Throughout Flannery O’Connor’s “A Good Man is Hard To Find”, hints are given to the readers that foretell what is in store, foreshadowing the grotesque ending that is to come. These insinuations of the forthcoming become coincidences later in the story when they actually do develop into reality, creating mocking irony. The names within the story can be considered foreshadowing themselves. For example, the name of the town where the family is murdered is called “Toombsboro.” The word “Toombsboro” can be separated into two words: Tombs and Bury. These are words that signify death. The fact that the author chose this as a name for the town, implies the foul event that will insure later in the story. The first moment that foreshadowed the future was the article about the Misfit that the grandmother showed Bailey. She told him, “A Misfit is aloose from the Federal Pen and headed toward Florida…I wouldn’t take my children in any direction with a criminal like that aloose in it.”(368)

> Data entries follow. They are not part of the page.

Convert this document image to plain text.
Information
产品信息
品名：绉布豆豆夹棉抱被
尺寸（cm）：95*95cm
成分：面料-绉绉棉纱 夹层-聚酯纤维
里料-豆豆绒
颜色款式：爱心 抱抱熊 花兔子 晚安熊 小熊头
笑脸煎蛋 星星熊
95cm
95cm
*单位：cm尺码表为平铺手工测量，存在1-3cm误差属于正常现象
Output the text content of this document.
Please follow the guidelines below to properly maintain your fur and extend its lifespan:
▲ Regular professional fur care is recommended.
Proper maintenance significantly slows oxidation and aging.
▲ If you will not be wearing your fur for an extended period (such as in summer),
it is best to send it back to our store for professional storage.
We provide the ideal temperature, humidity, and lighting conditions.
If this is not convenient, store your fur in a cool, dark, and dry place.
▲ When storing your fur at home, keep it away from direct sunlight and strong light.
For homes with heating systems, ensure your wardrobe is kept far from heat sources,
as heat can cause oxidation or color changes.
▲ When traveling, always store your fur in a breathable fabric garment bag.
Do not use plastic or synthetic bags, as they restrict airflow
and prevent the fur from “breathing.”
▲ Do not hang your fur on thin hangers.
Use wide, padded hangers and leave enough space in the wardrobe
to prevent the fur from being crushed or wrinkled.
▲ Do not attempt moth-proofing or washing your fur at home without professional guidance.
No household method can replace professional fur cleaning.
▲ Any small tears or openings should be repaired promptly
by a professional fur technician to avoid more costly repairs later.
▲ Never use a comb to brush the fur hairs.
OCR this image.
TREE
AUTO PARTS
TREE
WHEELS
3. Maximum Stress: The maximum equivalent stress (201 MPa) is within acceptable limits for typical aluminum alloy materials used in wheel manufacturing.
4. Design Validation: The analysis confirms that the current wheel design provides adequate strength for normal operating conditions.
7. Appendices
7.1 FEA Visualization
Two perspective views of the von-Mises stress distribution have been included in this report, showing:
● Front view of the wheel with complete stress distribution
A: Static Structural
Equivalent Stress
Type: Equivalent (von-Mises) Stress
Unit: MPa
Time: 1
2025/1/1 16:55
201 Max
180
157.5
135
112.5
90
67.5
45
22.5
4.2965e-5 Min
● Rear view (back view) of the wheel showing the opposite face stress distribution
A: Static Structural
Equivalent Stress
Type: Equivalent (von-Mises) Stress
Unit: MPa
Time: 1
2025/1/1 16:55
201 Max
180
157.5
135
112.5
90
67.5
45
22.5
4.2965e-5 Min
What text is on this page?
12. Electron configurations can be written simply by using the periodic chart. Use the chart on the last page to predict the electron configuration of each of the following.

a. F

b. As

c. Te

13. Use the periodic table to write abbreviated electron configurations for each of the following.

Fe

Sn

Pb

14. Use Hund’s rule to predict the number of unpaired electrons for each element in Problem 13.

This moment sets up a major coincidence when the family later runs into the Misfit. Plus, it was an irony because the Grandmother had attempted to persuade the family not to go in the direction the Misfit was heading. Yet, unfortunately only June Star paid any attention to the comment, and the family did run into the criminal. Additionally, a less obvious evidence of foreshadowing occurred when June Star announced, “She [The Grandmother] wouldn’t stay at home for a million bucks. She has to go everywhere we go”(368) This can be read as a direct foreshadowing of the order and occurrence of the grandmother’s death. When the family comes across the Misfit, and each family member is taken into the forest, the reader wonders why every time Bobby Lee and Hiram return without the family member.
Eventually, one realizes they have all been killed. So, June Star’s comment that the grandmother goes everywhere the family goes can be read as a signal that she will meet the same end that they did. Plus, the fact that she follows the family indicated that she would die last.Furthermore, although the grandmother did not want to go to Florida, she still unpredictably dresses up. The grandmother wore, “A navy blue straw sailor hat with a bunch of white violets on the brim and a savvy blue dress with a small white dot in the print.
Her collars and cuffs were white organdy trimmed with lace and at her neckline she had pinned a purple spray of cloth violets containing a sachet.” (369) O’Connor says that the reason for the grandmother’s proper dress was, “in case of an accident, anyone seeing her dead on the highway would know at once that she was a lady.”(369) She therefore foresaw her own death, or at least foreshadowed it. It also shows how she represents the properness and rich religious beliefs of the south.
Yet another foreshadowing is portrayed when the family “passed by a cotton field with five or six graves fenced in the middle of it, like a small island” (370). It is not an accident that there are five or six graves, which evidently matches the exact number of people in the car. Five people and the sixth is the baby. The baby is not precisely a full complete person, hence the ambiguity of the number of graves.
Flannery O’Connor uses foreshadowing to give the readers slight hints of what is to come, foretelling the grotesque fate of the family. Insinuations are made through titles, comments, clothes, and sites, setting the scene for surprising irony later in the family’s journey.